During his visit to YTRC, Archbishop Gordon urged the youths to either choose the way of anger, pain and shame or begin to grow and contribute to their life and society. “Only you can shape the life that you live,” he said.

The Archbishop gave the example of former South African President, Nelson Mandela who was incarcerated for 27 years. “He chose that he would not be less of a man because he was in prison. But he also chose to be a disciplined man while he was in prison. He also chose that he would not hold hate and resentment to those who put him in prison. He also chose that he would never become a lesser person because he was behind bars.”

Archbishop Gordon reminded the clients that because of Mandela’s choices, he was able to lead his country into freedom and “a nation of reconciliation”. He told them though they may find it difficult to believe, God has a plan for their lives as he had for Mandela.

At the ECRC, his first stop, the Archbishop said that sometimes persons think it is so hard to get to God but they don’t recognise the many ways God reached them.

“When you in here, you have plenty time. You can’t run nowhere. But you know you can be here and running to [God]…. We have to choose whether or not we want to come to God,” he said.

Archbishop Gordon invited all gathered to repeat: “All men have sinned and fallen short of the glory of God.” He said we’ve all done what is wrong, what is against God’s law and what is despicable to God and other people. The clients were encouraged to ask for God’s mercy this Christmas season recognising that they’ve done wrong.

A view towards rehabilitation

Senior Superintendent Programmes and Industry department, Patrick King told the clients that the visits were “designed specially” for them. He hoped at the end of the visits they would choose how they plan to live their lives and avoid re-entry into the prisons.

He reminded them that “all the tests and challenges you face are not uncommon to man or God. You are not lost. You have an opportunity to do better so when you return to society, you will share the experiences you had to also change lives.”

Adding to the discourse, Superintendent MSP Noel Phillip said he has been charged with changing and converting lives although the average prison officer is not trained as an expert in any way.

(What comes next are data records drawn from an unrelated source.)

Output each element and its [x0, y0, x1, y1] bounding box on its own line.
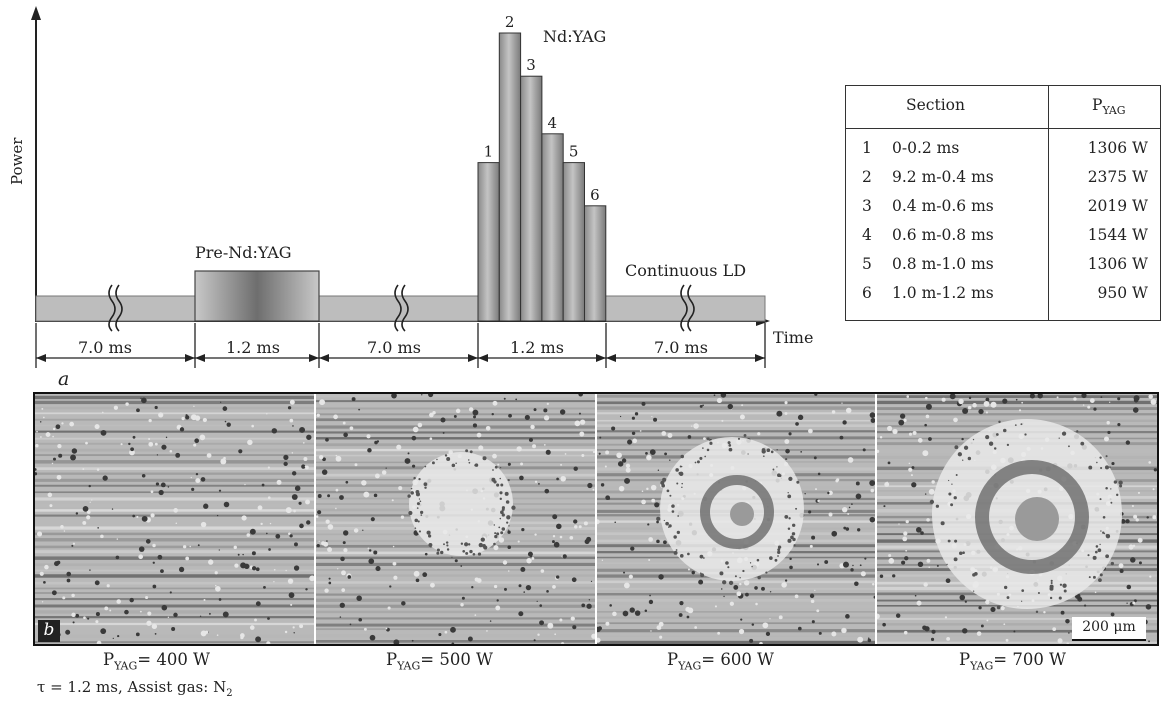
pulse-bar-1	[477, 162, 500, 322]
duration-label-4: 1.2 ms	[510, 338, 564, 357]
table-header-power-main: P	[1092, 96, 1103, 114]
table-cell-number: 2	[862, 168, 872, 186]
caption-400w: PYAG= 400 W	[103, 650, 210, 672]
table-cell-number: 1	[862, 139, 872, 157]
duration-arrowheads	[36, 354, 765, 362]
table-row: 1 0-0.2 ms 1306 W	[846, 139, 1160, 163]
caption-700w-main: P	[959, 650, 971, 669]
table-cell-power: 950 W	[1097, 284, 1148, 302]
micrograph-700w	[877, 394, 1157, 644]
pulse-bar-number-1: 1	[484, 143, 494, 161]
table-cell-section: 0.4 m-0.6 ms	[892, 197, 994, 215]
micrograph-400w	[35, 394, 314, 644]
caption-600w-value: = 600 W	[701, 650, 775, 669]
y-axis-arrow	[31, 6, 41, 20]
table-row: 5 0.8 m-1.0 ms 1306 W	[846, 255, 1160, 279]
pulse-bar-3	[520, 75, 543, 322]
caption-700w-sub: YAG	[970, 659, 994, 673]
caption-400w-value: = 400 W	[137, 650, 211, 669]
pulse-bar-2	[498, 32, 522, 322]
pulse-bar-5	[562, 162, 586, 322]
caption-500w-value: = 500 W	[420, 650, 494, 669]
caption-400w-sub: YAG	[114, 659, 138, 673]
duration-label-2: 1.2 ms	[226, 338, 280, 357]
pulse-bar-4	[541, 133, 564, 322]
duration-markers	[35, 323, 766, 368]
table-cell-number: 4	[862, 226, 872, 244]
table-row: 4 0.6 m-0.8 ms 1544 W	[846, 226, 1160, 250]
caption-700w: PYAG= 700 W	[959, 650, 1066, 672]
x-axis-label: Time	[773, 328, 813, 347]
caption-500w: PYAG= 500 W	[386, 650, 493, 672]
table-cell-section: 1.0 m-1.2 ms	[892, 284, 994, 302]
table-row: 6 1.0 m-1.2 ms 950 W	[846, 284, 1160, 308]
table-cell-power: 1544 W	[1087, 226, 1148, 244]
footnote-text: τ = 1.2 ms, Assist gas: N	[37, 678, 227, 696]
panel-a-label: a	[58, 368, 69, 390]
table-header-section: Section	[906, 96, 965, 114]
table-cell-power: 2019 W	[1087, 197, 1148, 215]
duration-label-1: 7.0 ms	[78, 338, 132, 357]
power-section-table: Section PYAG 1 0-0.2 ms 1306 W 2 9.2 m-0.4 m…	[845, 85, 1161, 321]
pulse-bar-number-4: 4	[548, 114, 558, 132]
table-header-power-sub: YAG	[1102, 104, 1126, 118]
table-row: 2 9.2 m-0.4 ms 2375 W	[846, 168, 1160, 192]
table-cell-number: 6	[862, 284, 872, 302]
table-cell-power: 1306 W	[1087, 139, 1148, 157]
y-axis-label: Power	[8, 137, 26, 185]
table-cell-section: 9.2 m-0.4 ms	[892, 168, 994, 186]
caption-600w-main: P	[667, 650, 679, 669]
table-header-power: PYAG	[1092, 96, 1126, 117]
footnote: τ = 1.2 ms, Assist gas: N2	[37, 678, 233, 699]
table-header	[846, 86, 1160, 129]
table-cell-power: 2375 W	[1087, 168, 1148, 186]
caption-400w-main: P	[103, 650, 115, 669]
break-marks	[108, 284, 695, 332]
ndyag-label: Nd:YAG	[543, 27, 606, 46]
table-cell-power: 1306 W	[1087, 255, 1148, 273]
scale-bar: 200 μm	[1072, 617, 1146, 641]
panel-b-label: b	[38, 620, 60, 642]
pre-ndyag-block	[194, 270, 320, 322]
continuous-ld-label: Continuous LD	[625, 261, 746, 280]
ndyag-pulse-bars: 1 2 3 45 6	[477, 13, 607, 322]
table-cell-number: 3	[862, 197, 872, 215]
pulse-bar-6	[584, 205, 607, 322]
table-row: 3 0.4 m-0.6 ms 2019 W	[846, 197, 1160, 221]
caption-600w: PYAG= 600 W	[667, 650, 774, 672]
table-cell-section: 0.6 m-0.8 ms	[892, 226, 994, 244]
micrograph-500w	[316, 394, 595, 644]
caption-700w-value: = 700 W	[993, 650, 1067, 669]
caption-500w-sub: YAG	[397, 659, 421, 673]
footnote-sub: 2	[226, 688, 233, 699]
duration-label-3: 7.0 ms	[367, 338, 421, 357]
pulse-bar-number-2: 2	[505, 13, 515, 31]
table-cell-number: 5	[862, 255, 872, 273]
pulse-bar-number-6: 6	[590, 186, 600, 204]
table-divider	[1048, 86, 1049, 320]
caption-500w-main: P	[386, 650, 398, 669]
micrograph-600w	[597, 394, 875, 644]
table-cell-section: 0-0.2 ms	[892, 139, 960, 157]
pulse-bar-number-5: 5	[569, 143, 579, 161]
pulse-bar-number-3: 3	[526, 56, 536, 74]
duration-label-5: 7.0 ms	[654, 338, 708, 357]
micrograph-strip-frame	[33, 392, 1159, 646]
table-cell-section: 0.8 m-1.0 ms	[892, 255, 994, 273]
pre-ndyag-label: Pre-Nd:YAG	[195, 243, 292, 262]
caption-600w-sub: YAG	[678, 659, 702, 673]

He explained, It’s a very challenging job… we try our best as much as possible to cope with the demands of the expectations of government, other stakeholders and you, the client.”

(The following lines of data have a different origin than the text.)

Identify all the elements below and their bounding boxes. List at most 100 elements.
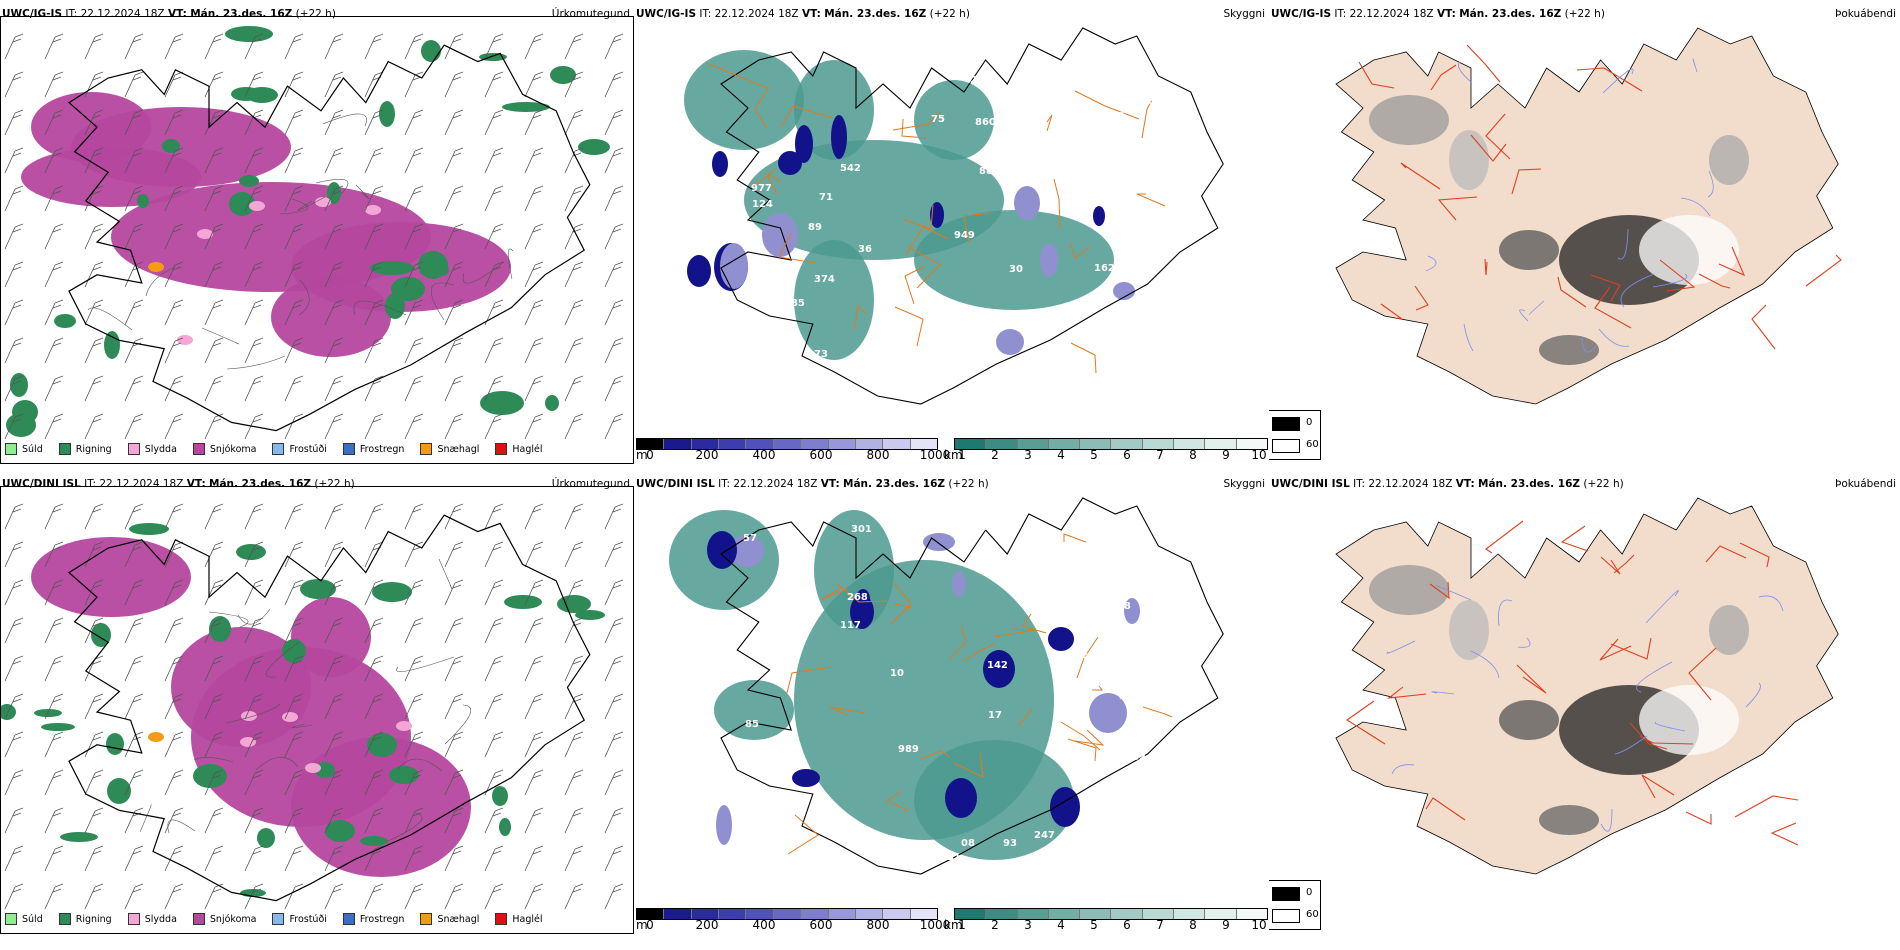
low-visibility-area — [814, 510, 894, 630]
legend-item-rigning: Rigning — [58, 913, 112, 925]
cloud-base-value: 137 — [992, 527, 1013, 538]
road-line — [1629, 722, 1668, 750]
wind-barb — [84, 413, 104, 440]
sleet-area — [315, 197, 331, 207]
cloud-base-value: 953 — [873, 65, 894, 76]
wind-barb — [124, 579, 144, 606]
wind-barb — [404, 147, 424, 174]
wind-barb — [44, 299, 64, 326]
wind-barb — [444, 71, 464, 98]
wind-barb — [204, 33, 224, 60]
contour-line — [291, 723, 313, 729]
fog-panel: UWC/DINI ISL IT: 22.12.2024 18Z VT: Mán.… — [1269, 470, 1900, 940]
wind-barb — [204, 731, 224, 758]
wind-barb — [4, 413, 24, 440]
wind-barb — [564, 883, 584, 910]
wind-barb — [84, 147, 104, 174]
wind-barb — [484, 731, 504, 758]
cloud-base-value: 247 — [1034, 830, 1055, 841]
road-line — [892, 111, 940, 131]
wind-barb — [204, 655, 224, 682]
wind-barb — [204, 617, 224, 644]
wind-barb — [44, 185, 64, 212]
road-line — [1718, 246, 1746, 277]
ceiling-bin — [801, 909, 829, 919]
wind-barb — [284, 579, 304, 606]
ceiling-bin — [828, 439, 856, 449]
wind-barb — [324, 147, 344, 174]
rain-area — [137, 194, 149, 208]
ceiling-tick: 200 — [695, 448, 719, 462]
fog-area — [1369, 565, 1449, 615]
river-line — [1470, 650, 1500, 679]
low-visibility-area — [914, 80, 994, 160]
contour-line — [396, 656, 455, 672]
panel-title: UWC/DINI ISL IT: 22.12.2024 18Z VT: Mán.… — [2, 478, 355, 490]
wind-barb — [284, 617, 304, 644]
precip-type-svg — [4, 26, 624, 440]
sleet-area — [305, 763, 321, 773]
cloud-base-value: 131 — [940, 852, 961, 863]
wind-barb — [484, 617, 504, 644]
cloud-base-value: 10 — [890, 668, 904, 679]
legend-label: Snjókoma — [209, 913, 257, 925]
wind-barb — [164, 71, 184, 98]
contour-line — [430, 282, 455, 321]
wind-barb — [524, 109, 544, 136]
rain-area — [162, 139, 180, 153]
panel-title: UWC/DINI ISL IT: 22.12.2024 18Z VT: Mán.… — [1271, 478, 1624, 490]
wind-barb — [84, 503, 104, 530]
contour-line — [139, 804, 152, 833]
wind-barb — [204, 185, 224, 212]
wind-barb — [84, 541, 104, 568]
visibility-tick: 5 — [1090, 918, 1098, 932]
low-ceiling-area — [952, 571, 966, 597]
river-line — [1598, 328, 1630, 347]
visibility-bin — [1174, 909, 1206, 919]
wind-barb — [324, 261, 344, 288]
visibility-tick: 3 — [1024, 918, 1032, 932]
wind-barb — [484, 375, 504, 402]
low-ceiling-area — [1093, 206, 1105, 226]
fog-area — [1369, 95, 1449, 145]
wind-barb — [204, 807, 224, 834]
rain-area — [372, 582, 412, 602]
fog-legend-label-60: 60 — [1306, 909, 1319, 920]
low-ceiling-area — [930, 202, 944, 228]
visibility-tick: 10 — [1251, 448, 1267, 462]
wind-barb — [124, 845, 144, 872]
ceiling-bin — [719, 439, 747, 449]
wind-barb — [284, 109, 304, 136]
cloud-base-value: 860 — [975, 117, 996, 128]
wind-barb — [564, 261, 584, 288]
legend-item-snjókoma: Snjókoma — [192, 913, 257, 925]
wind-barb — [4, 807, 24, 834]
wind-barb — [364, 375, 384, 402]
contour-line — [353, 300, 407, 316]
river-line — [1758, 595, 1784, 612]
visibility-tick: 1 — [958, 448, 966, 462]
wind-barb — [484, 693, 504, 720]
wind-barb — [364, 147, 384, 174]
legend-swatch — [495, 443, 508, 455]
wind-barb — [524, 71, 544, 98]
wind-barb — [364, 185, 384, 212]
road-line — [885, 790, 910, 812]
visibility-tick: 6 — [1123, 448, 1131, 462]
low-ceiling-area — [983, 650, 1015, 688]
wind-barb — [124, 503, 144, 530]
wind-barb — [364, 413, 384, 440]
wind-barb — [84, 807, 104, 834]
road-line — [1560, 525, 1589, 552]
rain-area — [193, 764, 227, 788]
ceiling-bin — [910, 909, 937, 919]
low-ceiling-area — [1124, 598, 1140, 624]
legend-label: Súld — [22, 913, 43, 925]
wind-barb — [404, 185, 424, 212]
wind-barb — [444, 413, 464, 440]
wind-barb — [244, 655, 264, 682]
wind-barb — [244, 185, 264, 212]
cloud-base-value: 133 — [1027, 322, 1048, 333]
wind-barb — [204, 299, 224, 326]
legend-swatch — [127, 443, 140, 455]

Supt Phillip commented that the job is ably assisted by persons from the faith-based organisations. He thought it fitting that they faced the wall of the Michael Hercules gymnasium where the “principles” upon which faith is based is written–wisdom, justice, truth and discipline.

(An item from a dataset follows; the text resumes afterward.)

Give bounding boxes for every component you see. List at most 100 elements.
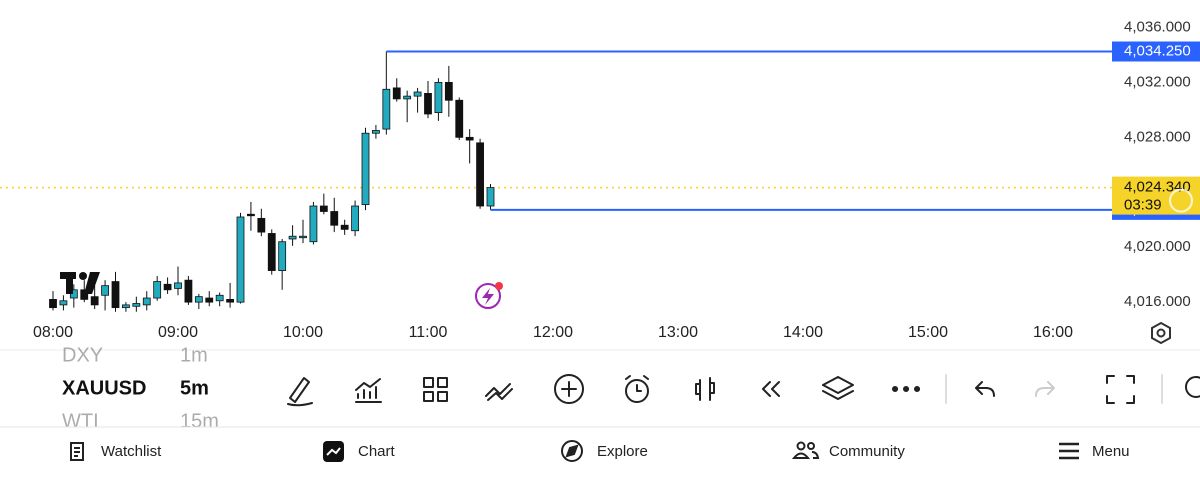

He highlighted the yeoman service conducted  over the years by the RC Prison Ministry for clients at all prison establishments. “And they continue to support us and help us achieve our mandate in helping you,” he said.

Prison radio station

During the tour, Archbishop Gordon visited and was a guest on the RISE (Rehabilitating Inmates Seeking Employment) Maximum Radio Station. The programme, guided by the Acting Assistant Commissioner of Prisons Deopersad Ramoutar is a collaborative effort between clients and officers. He was accompanied by Assistant Commissioner Programmes and Industry Sherwin Bruce and two   death-row clients.

In continuing the discussion, he said the way the current justice system is operating requires an architect. “Unfortunately, we’ve been hiring builders. Because when the light gone, you fix the light…but there’s a time when the patch work you do to a system doesn’t help anymore. You need to stand back, have an architect to look over the whole system and put the thing back together in a way that suits a modern democracy for the 21st century,” he said.


Archbishop Jason Gordon (left) was a special guest on Maximum Security Prisons’ (MSP) RISE radio programme. Video screen grab.


A MSP client puts a question to Archbishop Gordon. Photo courtesy the Communications Department of the T&T Prison Service.